I totally get it. As a kid, my heart pumped in anticipation of a classmate's birthday and the inevitable arrival of that wide, low pink box. I'd pick away at the frosted top, then collect the remaining pure cake in both hands, eating out of my palms like a crazed bird on a sugar high. And when no one was looking, I'd shove the paper in my mouth and chew it like cupcake gum. Even now I like an occasional chai latte--flavored Sprinkles cupcake, just as I appreciate a great burger or mac and cheese. The problem is that in the yuppie-under-40 set, there are no other desserts. Just a constant weighing and comparing and blogging about the nation's cupcakeries, as if they were the Goldberg Variations.
To my shock, Michelle Myers--who trained at Le Cordon Bleu in Paris, runs the patisserie Boule in Los Angeles and makes some of the best caneles and Parisian macaroons in the U.S.--approves of cupcake mania. "It crossed our minds that we put a lot of expensive ingredients and skilled technique into making caneles, and they're the same price as cupcakes," she says of what artisanal bakeries have discovered is the most profitable dessert not made by Hostess. But Myers also loves being transported to her childhood via the American madeleine. She not only buys cupcakes but also bakes them on weekends for her little sister.
Candace Nelson, who co-owns Sprinkles with her husband, opened a second Los Angeles location last week and plans to go national. "These are scary times. That's when people crave comfort food," says the former investment banker. "That's why I went into the cupcake business. I'm in this little cupcake bubble where everyone is smiling ear to ear."

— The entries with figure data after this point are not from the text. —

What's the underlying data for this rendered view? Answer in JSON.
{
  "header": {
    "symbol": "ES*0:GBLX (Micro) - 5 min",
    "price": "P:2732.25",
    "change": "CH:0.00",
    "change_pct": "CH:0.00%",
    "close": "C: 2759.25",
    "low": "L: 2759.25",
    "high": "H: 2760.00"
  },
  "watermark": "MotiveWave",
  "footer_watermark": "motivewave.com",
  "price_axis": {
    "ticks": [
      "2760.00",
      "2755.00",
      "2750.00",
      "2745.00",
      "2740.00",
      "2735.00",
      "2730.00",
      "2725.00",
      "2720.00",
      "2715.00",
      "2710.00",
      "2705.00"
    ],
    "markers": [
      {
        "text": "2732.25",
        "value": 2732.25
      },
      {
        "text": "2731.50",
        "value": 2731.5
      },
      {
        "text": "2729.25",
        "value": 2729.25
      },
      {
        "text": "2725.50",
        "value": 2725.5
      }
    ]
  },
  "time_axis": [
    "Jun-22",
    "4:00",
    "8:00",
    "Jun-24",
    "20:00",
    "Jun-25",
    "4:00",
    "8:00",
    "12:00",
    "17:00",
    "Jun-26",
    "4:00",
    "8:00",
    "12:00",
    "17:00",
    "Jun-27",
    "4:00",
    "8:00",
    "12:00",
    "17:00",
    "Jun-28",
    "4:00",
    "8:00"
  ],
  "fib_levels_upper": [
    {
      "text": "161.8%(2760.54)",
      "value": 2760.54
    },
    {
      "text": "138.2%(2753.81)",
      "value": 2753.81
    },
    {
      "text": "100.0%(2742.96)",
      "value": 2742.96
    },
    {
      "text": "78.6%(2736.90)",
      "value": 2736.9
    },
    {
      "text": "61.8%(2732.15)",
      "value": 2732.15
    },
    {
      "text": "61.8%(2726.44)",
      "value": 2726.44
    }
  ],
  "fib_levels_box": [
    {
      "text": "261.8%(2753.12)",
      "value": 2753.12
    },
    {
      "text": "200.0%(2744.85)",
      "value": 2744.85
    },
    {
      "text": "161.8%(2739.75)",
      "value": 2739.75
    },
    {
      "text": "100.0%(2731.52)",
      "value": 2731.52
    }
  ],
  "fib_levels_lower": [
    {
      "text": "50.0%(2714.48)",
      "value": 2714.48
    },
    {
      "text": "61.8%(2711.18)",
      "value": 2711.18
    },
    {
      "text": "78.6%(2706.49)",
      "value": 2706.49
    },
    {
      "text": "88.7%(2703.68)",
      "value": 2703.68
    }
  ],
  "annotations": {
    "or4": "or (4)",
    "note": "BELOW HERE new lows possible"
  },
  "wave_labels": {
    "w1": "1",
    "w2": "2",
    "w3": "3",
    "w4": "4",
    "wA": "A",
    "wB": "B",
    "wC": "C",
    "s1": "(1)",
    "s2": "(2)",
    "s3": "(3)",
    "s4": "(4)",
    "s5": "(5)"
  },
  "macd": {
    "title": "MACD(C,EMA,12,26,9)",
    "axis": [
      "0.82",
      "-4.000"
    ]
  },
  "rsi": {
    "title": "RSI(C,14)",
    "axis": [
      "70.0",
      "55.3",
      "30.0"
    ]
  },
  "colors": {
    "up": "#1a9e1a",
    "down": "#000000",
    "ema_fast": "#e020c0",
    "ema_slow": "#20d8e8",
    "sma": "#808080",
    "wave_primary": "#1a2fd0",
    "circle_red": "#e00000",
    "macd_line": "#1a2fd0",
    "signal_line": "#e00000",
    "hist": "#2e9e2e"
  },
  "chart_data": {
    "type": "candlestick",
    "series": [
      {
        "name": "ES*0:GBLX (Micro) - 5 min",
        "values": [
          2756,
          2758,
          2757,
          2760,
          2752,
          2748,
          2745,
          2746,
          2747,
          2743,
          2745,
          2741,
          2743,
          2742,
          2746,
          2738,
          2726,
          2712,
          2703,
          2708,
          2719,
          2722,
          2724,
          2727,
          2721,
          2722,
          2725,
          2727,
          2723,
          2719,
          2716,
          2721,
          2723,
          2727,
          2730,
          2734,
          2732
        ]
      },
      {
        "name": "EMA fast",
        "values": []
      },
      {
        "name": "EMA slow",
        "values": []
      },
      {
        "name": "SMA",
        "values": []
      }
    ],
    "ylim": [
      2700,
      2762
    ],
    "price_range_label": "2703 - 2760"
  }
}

That's what bugs me about cupcakes: they're fake happiness, wrought in Wonka unfood colors. They appeal to the same unadventurous instincts that drive adults to read Harry Potter and watch Finding Nemo without a kid in the room. They're small and safe, and so people convince themselves that they can't have that many calories. They are the dessert of a civilization in decline. The worst part is, I want a cupcake right now but bad.